WhiteHouse / ndoch-hackathon

15 stars 14 forks source link

Census & We the People Mashup #2

Closed jmandzik closed 11 years ago

jmandzik commented 11 years ago

I just watched the video presentations from the previous Hackathon and I'm beginning to think twice about Yet-Another-Map® as the only major feature. On that same trajectory but not been done before to my knowledge, is marrying petitions to geospatial and socioeconomic datasets. I'm looking into it today, but the general idea is signature zip code correlates to ZCTA, which we should be able to query from the census API. From there, I should be able to tell you race, median income, ages, etc.

I'm imaging a dashboard tool that has a map (with clickable areas?) that will pull up some dimensional charting about the area in question. By tonight I should have an idea of how this all fits together from a data perspective, ideally with a few charts to show metrics about zip codes that came from the WTP sig data.

I'm flexible in terms of tech stacks for anyone that wants to help, but left to my own devices I'm going to start with an AngularJS, d3, and Leaflet/GoogleMaps on the client side with a node.js backend.

jmandzik commented 11 years ago

I'll be available via Google+ most nights if anyone wants to talk shop. Hit me up at justin.mandzik@gmail.com... don't be shy :)

jmandzik commented 11 years ago

I abandoned ZCTA for a few accuracy reasons, but mostly because I found a simpler path to Census info:

Signature ZIP -> Geocode to Lat/Long (via Google maps?) Lat/Long -> FCC Census Block conversion API yielding a FIPS number FIPS number -> Census API

Precomputing the lat/long for zip would certainly speed execution up, same for FIPS. Maybe for the demo purposes, pre-grab the FIPS for popular zip codes. We'll need a DB for some of the other statistical analysis anyway, so wouldn't be hard to extend the WTP bulk data tables to store some of this. I'm importing the data now (around ~1.1gb), but the thought process in sql pseudo-code is:

select petition, zips, fips, count(*) from petition_table inner join sigs_table group by petition, zips

If a hypothetical petition has 1/2 a dozen zips that make up statistically significant portions of the signature base, we can query the census API to make guesses about income, education, and the rest of it.

All this boils down to answering to the best we can who cares about these issues. I also have Congressional district data we can mash in to make this a tool for legislators looking to understand the issues their constituents care about.

jmandzik commented 11 years ago

Proof of concept repo: https://github.com/jmandzik/whitehouse-hackathon

jmandzik commented 11 years ago

Bare bones proof of connectivity (WTP -> Google -> FCC -> Census) can be seen here:hackathon.mandzik.org. Click an issue, then click a zip code when it loads. Pulls down the male/female split out of the census.
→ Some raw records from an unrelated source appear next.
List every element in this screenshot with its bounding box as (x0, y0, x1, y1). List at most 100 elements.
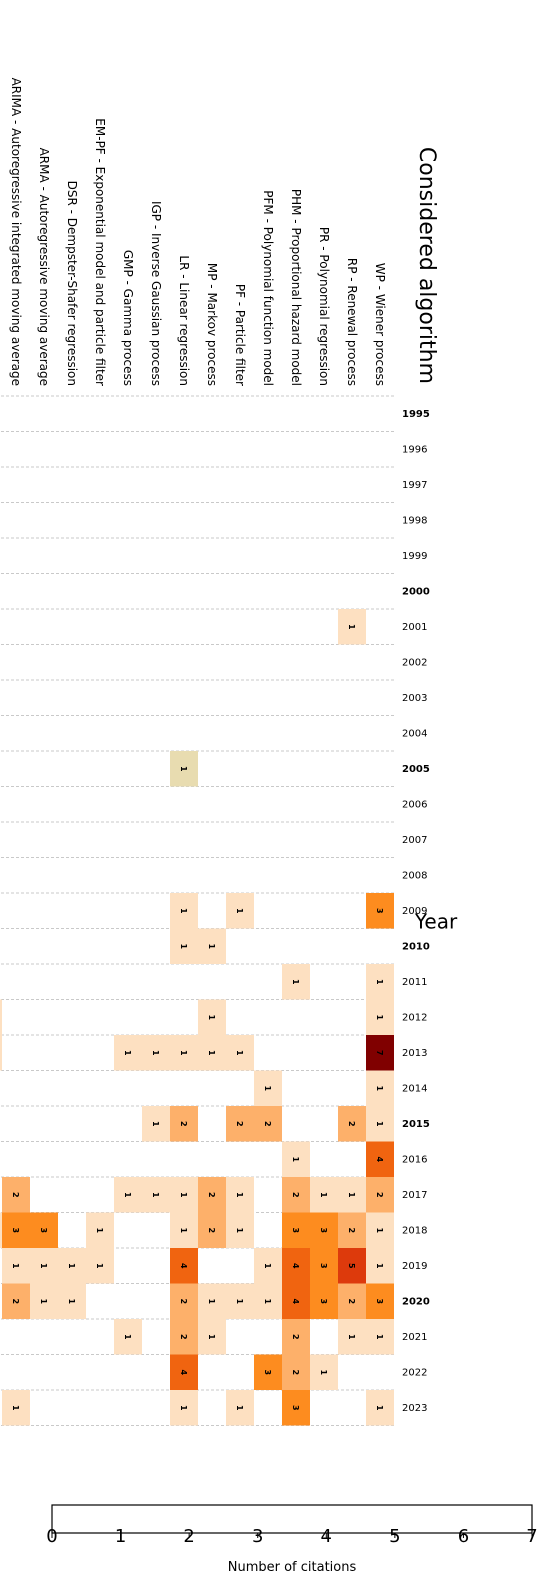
heatmap-cell (170, 1354, 198, 1390)
heatmap-cell (170, 1248, 198, 1284)
year-label: 2002 (402, 657, 427, 668)
year-label: 2017 (402, 1190, 427, 1201)
heatmap-cell (366, 1283, 394, 1319)
colorbar-tick-label: 6 (458, 1526, 469, 1547)
heatmap-cell (170, 1390, 198, 1426)
cell-value-label: 1 (95, 1263, 104, 1269)
cell-value-label: 4 (179, 1263, 188, 1269)
heatmap-cell (198, 1212, 226, 1248)
cell-value-label: 2 (263, 1121, 272, 1127)
cell-value-label: 1 (179, 908, 188, 914)
year-label: 2023 (402, 1403, 427, 1414)
heatmap-cell (282, 1141, 310, 1177)
colorbar-gradient (51, 1504, 533, 1534)
algorithm-label: MP - Markov process (205, 263, 219, 386)
cell-value-label: 2 (291, 1369, 300, 1375)
cell-value-label: 1 (207, 943, 216, 949)
heatmap-cell (366, 1035, 394, 1071)
heatmap-cell (338, 1212, 366, 1248)
cell-value-label: 1 (179, 766, 188, 772)
year-label: 2021 (402, 1332, 427, 1343)
colorbar-tick-label: 1 (115, 1526, 126, 1547)
cell-value-label: 1 (39, 1298, 48, 1304)
algorithm-label: LR - Linear regression (177, 255, 191, 386)
colorbar-tick-label: 3 (252, 1526, 263, 1547)
heatmap-cell (282, 964, 310, 1000)
year-labels: 1995 1996 1997 1998 1999 2000 2001 2002 2003 2004… (402, 409, 430, 1414)
algorithm-label: PHM - Proportional hazard model (289, 189, 303, 386)
algorithm-label: ARIMA - Autoregressive integrated moving… (9, 78, 23, 386)
algorithm-label: PFM - Polynomial function model (261, 190, 275, 386)
year-label: 2012 (402, 1012, 427, 1023)
heatmap-cell (170, 1106, 198, 1142)
year-label: 2010 (402, 941, 430, 952)
algorithm-label: PF - Particle filter (233, 284, 247, 386)
cell-value-label: 3 (39, 1227, 48, 1233)
cell-value-label: 2 (375, 1192, 384, 1198)
cell-value-label: 3 (375, 908, 384, 914)
heatmap-cell (142, 1177, 170, 1213)
colorbar-tick-label: 0 (46, 1526, 57, 1547)
cell-value-label: 1 (151, 1121, 160, 1127)
heatmap-cell (198, 1177, 226, 1213)
cell-value-label: 1 (319, 1369, 328, 1375)
heatmap-cell (198, 928, 226, 964)
cell-value-label: 1 (179, 1405, 188, 1411)
cell-value-label: 3 (319, 1227, 328, 1233)
cell-value-label: 1 (291, 1156, 300, 1162)
heatmap-cell (310, 1248, 338, 1284)
heatmap-cell (338, 1106, 366, 1142)
cell-value-label: 2 (235, 1121, 244, 1127)
heatmap-cell (366, 1248, 394, 1284)
cell-value-label: 7 (375, 1050, 384, 1056)
cell-value-label: 5 (347, 1263, 356, 1269)
heatmap-cell (310, 1212, 338, 1248)
year-label: 2014 (402, 1083, 427, 1094)
cell-value-label: 1 (235, 1192, 244, 1198)
heatmap-cell (282, 1177, 310, 1213)
year-label: 2003 (402, 693, 427, 704)
cell-value-label: 3 (11, 1227, 20, 1233)
cell-value-label: 1 (235, 1298, 244, 1304)
heatmap-cell (338, 1177, 366, 1213)
cell-value-label: 1 (319, 1192, 328, 1198)
heatmap-cell (282, 1283, 310, 1319)
heatmap-cell (58, 1283, 86, 1319)
x-axis-title: Year (414, 910, 458, 934)
cell-value-label: 1 (39, 1263, 48, 1269)
year-label: 2019 (402, 1261, 427, 1272)
cell-value-label: 1 (235, 1227, 244, 1233)
heatmap-cell (170, 1212, 198, 1248)
heatmap-cell (226, 1283, 254, 1319)
cell-value-label: 1 (207, 1014, 216, 1020)
heatmap-cell (310, 1177, 338, 1213)
cell-value-label: 1 (179, 1192, 188, 1198)
algorithm-labels: WP - Wiener process RP - Renewal process P… (9, 78, 387, 386)
year-label: 1998 (402, 515, 427, 526)
cell-value-label: 1 (347, 624, 356, 630)
heatmap-cell (366, 893, 394, 929)
cell-value-label: 4 (291, 1298, 300, 1304)
cell-value-label: 1 (179, 943, 188, 949)
cell-value-label: 3 (319, 1263, 328, 1269)
cell-value-label: 2 (179, 1121, 188, 1127)
heatmap-cell (114, 1035, 142, 1071)
cell-value-label: 1 (291, 979, 300, 985)
cell-value-label: 1 (347, 1334, 356, 1340)
cell-value-label: 2 (291, 1334, 300, 1340)
cell-value-label: 1 (375, 1014, 384, 1020)
cell-value-label: 1 (11, 1405, 20, 1411)
cell-value-label: 3 (319, 1298, 328, 1304)
colorbar-title: Number of citations (228, 1560, 357, 1575)
heatmap-cell (366, 1319, 394, 1355)
heatmap-cell (30, 1212, 58, 1248)
cell-value-label: 1 (123, 1192, 132, 1198)
heatmap-cell (254, 1070, 282, 1106)
cell-value-label: 1 (375, 1405, 384, 1411)
cell-value-label: 1 (207, 1298, 216, 1304)
cell-value-label: 2 (347, 1298, 356, 1304)
year-label: 2004 (402, 728, 427, 739)
heatmap-cell (170, 1283, 198, 1319)
cell-value-label: 1 (263, 1085, 272, 1091)
colorbar: 0 1 2 3 4 5 6 7 Number of citations (46, 1504, 538, 1575)
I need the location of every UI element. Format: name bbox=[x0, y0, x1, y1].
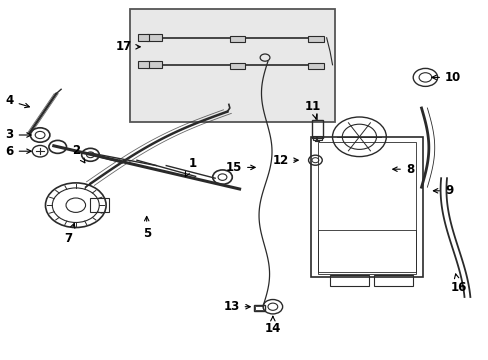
Text: 14: 14 bbox=[264, 316, 281, 335]
Bar bbox=[129, 9, 334, 122]
Text: 9: 9 bbox=[432, 184, 452, 197]
Bar bbox=[310, 137, 422, 277]
Bar bbox=[253, 305, 264, 311]
Bar bbox=[255, 306, 263, 310]
Bar bbox=[317, 142, 415, 272]
Bar bbox=[311, 120, 322, 138]
Bar bbox=[146, 34, 162, 41]
Text: 2: 2 bbox=[72, 144, 85, 163]
Text: 5: 5 bbox=[142, 216, 150, 240]
Bar bbox=[307, 36, 323, 42]
Text: 11: 11 bbox=[304, 100, 321, 119]
Bar bbox=[307, 63, 323, 69]
Bar bbox=[138, 61, 148, 68]
Bar bbox=[329, 275, 368, 286]
Bar bbox=[229, 36, 245, 42]
Text: 7: 7 bbox=[64, 223, 75, 245]
Text: 12: 12 bbox=[272, 154, 298, 167]
Text: 4: 4 bbox=[5, 94, 29, 108]
Text: 13: 13 bbox=[223, 300, 250, 313]
Bar bbox=[317, 230, 415, 274]
Bar bbox=[138, 34, 148, 41]
Bar bbox=[312, 136, 321, 140]
Bar bbox=[229, 63, 245, 69]
Text: 16: 16 bbox=[449, 274, 466, 294]
Text: 10: 10 bbox=[431, 71, 460, 84]
Text: 6: 6 bbox=[5, 145, 31, 158]
Text: 17: 17 bbox=[116, 40, 140, 53]
Text: 15: 15 bbox=[225, 161, 255, 174]
Bar bbox=[373, 275, 412, 286]
Text: 3: 3 bbox=[5, 129, 31, 141]
Text: 8: 8 bbox=[392, 163, 413, 176]
Bar bbox=[90, 198, 109, 212]
Bar bbox=[146, 61, 162, 68]
Text: 1: 1 bbox=[185, 157, 196, 176]
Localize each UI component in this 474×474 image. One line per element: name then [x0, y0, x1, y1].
ogglodyte commented 11 years ago

Another field to throw in there might be Federal spending in the location - so you'd have issue, demographics, Federal $ sloshing around. The there's an API (http://www.usaspending.gov/data). Query methods are in PHP.

jmandzik commented 11 years ago

@ogglodyte Awesome. Didn't know that existed! Will definitely grab that data.

nickcatal commented 11 years ago

Why are you avoiding ZCTA data? If you read about ZCTA data on the Census site it appears they are splitting census tracts that cross zip code boundaries by looking at individual addresses.

You'd have to imagine that's way more efficient than just finding what census tract Google happens to think is in the center. Plus you remove a bunch of unnecessary calls to unnecessary APIs.

jmandzik commented 11 years ago

There were a number of warnings on the census API about conflating ZIP with ZCTA, particularly this one:

"The relationship between ZIP Code and ZCTA can be determined fully only by comparing individual block-geocoded addresses to the ZCTAs. This process is quite involved. Some examples of why the process can become quite involved are as follows: ZCTAs follow census block boundaries. In contrast, USPS ZIP Codes serve addresses with no correlation to census block boundaries; therefore, the area covered by a ZCTA may include mailing addresses associated with ZIP Codes that are not the same as the ZCTA."

That said, I'm a little new to government data and if there's a relationship that can be relied on to infer accurate census data, I'm all for it. To be honest, congressional districts are probably more compelling (higher voter overlap), more meaningful to legislators ("who cares about what in MY district"), and you can still directly query the Census API (I think... I haven't tried yet). ZIP (and I think ZCTA) are too high resolution to effectively chunk groups of voters.

Just thinking outloud, really. I do appreciate the feedback!